Tahun lalu, pasukan bersenjata Myanmar, yang didukung oleh kelompok ekstrimis Budha, melancarkan tindakan keras yang disponsori negara terhadap komunitas Muslim Rohingya di Negara Bagian Rakhine. Ribuan orang telah tewas dan lebih dari 700.000 orang Rohingya hanya selamat dengan melarikan diri ke negara tetangga Bangladesh, di mana mereka berkemah di pusat-pusat pengungsi yang penuh sesak dalam kondisi hidup yang mengerikan.

“[Myanmar] tidak mampu dan tidak mau melepaskan kewajibannya untuk melakukan investigasi dan penuntutan yang kredibel, cepat, menyeluruh, independen dan tidak memihak,” kata Lee.

PBB telah menyimpulkan bahwa kekejaman tersebut merupakan genosida.

Myanmar, bagaimanapun, telah secara terang-terangan tidak mau mengakui kekerasan itu. Bagaimanapun, bukti besar telah dikumpulkan oleh pengamat internasional, petugas medis, dan wartawan, meskipun pemerintah telah memblokir akses ke titik nol kekerasan, yaitu Rakhine.

‘Kasus harus diteruskan ke ICC segera’

Mengingat penolakan pemerintah untuk menahan diri bertanggung jawab atas kekejaman, Lee mendesak "masyarakat internasional untuk mengambil tindakan."

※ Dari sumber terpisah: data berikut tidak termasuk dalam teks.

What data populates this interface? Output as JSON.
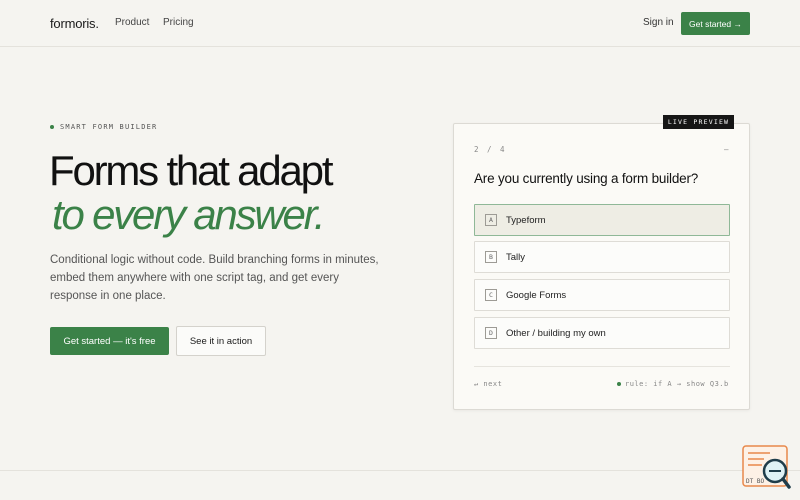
{
  "nav": {
    "logo": "formoris.",
    "links": [
      {
        "label": "Product"
      },
      {
        "label": "Pricing"
      }
    ],
    "signin": "Sign in",
    "cta": "Get started →"
  },
  "hero": {
    "eyebrow": "SMART FORM BUILDER",
    "headline_line1": "Forms that adapt",
    "headline_line2": "to every answer.",
    "subtext": "Conditional logic without code. Build branching forms in minutes, embed them anywhere with one script tag, and get every response in one place.",
    "primary_button": "Get started — it's free",
    "secondary_button": "See it in action"
  },
  "preview": {
    "badge": "LIVE PREVIEW",
    "step": "2 / 4",
    "step_dash": "—",
    "question": "Are you currently using a form builder?",
    "options": [
      {
        "key": "A",
        "label": "Typeform",
        "selected": true
      },
      {
        "key": "B",
        "label": "Tally",
        "selected": false
      },
      {
        "key": "C",
        "label": "Google Forms",
        "selected": false
      },
      {
        "key": "D",
        "label": "Other / building my own",
        "selected": false
      }
    ],
    "next": "↵ next",
    "rule": "rule: if A → show Q3.b"
  },
  "colors": {
    "accent": "#3b8248",
    "background": "#f5f4f0",
    "badge": "#161616"
  },
  "corner_logo": {
    "text": "DT BO"
  }
}
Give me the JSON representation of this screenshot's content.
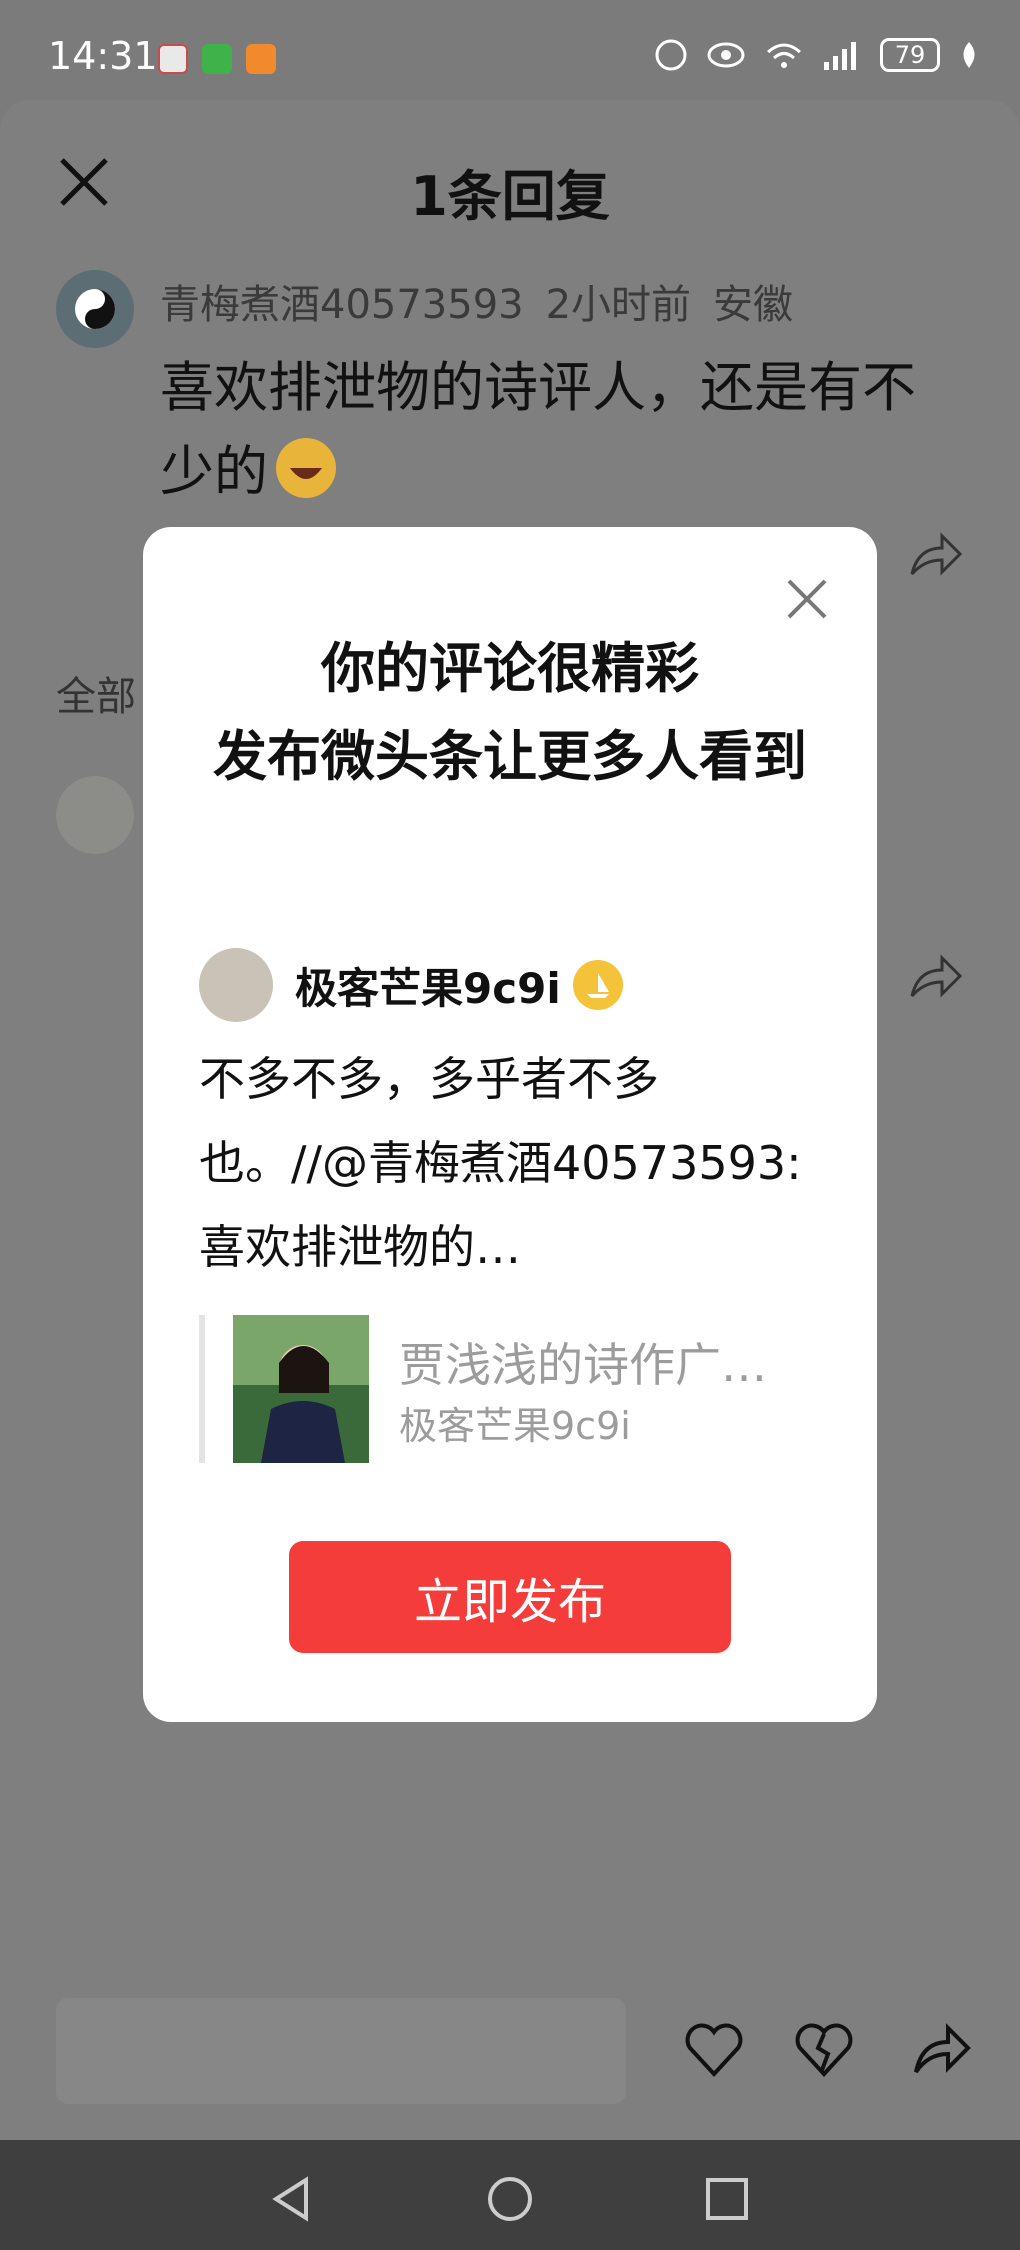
{
  "status_bar": {
    "time": "14:31",
    "battery": "79",
    "app_icons": [
      "toutiao-icon",
      "wechat-icon",
      "orange-app-icon"
    ]
  },
  "sheet": {
    "title": "1条回复",
    "original_comment": {
      "username": "青梅煮酒40573593",
      "time": "2小时前",
      "location": "安徽",
      "text": "喜欢排泄物的诗评人，还是有不少的"
    },
    "section_label": "全部"
  },
  "dialog": {
    "title_line1": "你的评论很精彩",
    "title_line2": "发布微头条让更多人看到",
    "author": "极客芒果9c9i",
    "body": "不多不多，多乎者不多也。//@青梅煮酒40573593:喜欢排泄物的…",
    "quote_title": "贾浅浅的诗作广…",
    "quote_author": "极客芒果9c9i",
    "publish_button": "立即发布"
  },
  "colors": {
    "accent_red": "#f43c3a",
    "badge_yellow": "#f4c33a",
    "overlay_gray": "#7b7b7b"
  }
}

"Setiap penundaan dalam menegakkan keadilan hanya akan menghasilkan lebih banyak pelanggaran," ia memperingatkan, mengatakan bahwa PBB harus "merujuk situasi di Myanmar ke Pengadilan Kriminal Internasional (ICC) segera."

Pengadilan yang bermarkas di Den Haag telah mengatakan bulan lalu bahwa mereka telah membuka penyelidikan awal atas kejahatan militer. Myanmar bukan anggota pengadilan, tetapi keanggotaan Bangladesh, yang menampung puluhan ribu pengungsi Rohingya, merupakan dasar yang cukup untuk yurisdiksinya atas kasus ini.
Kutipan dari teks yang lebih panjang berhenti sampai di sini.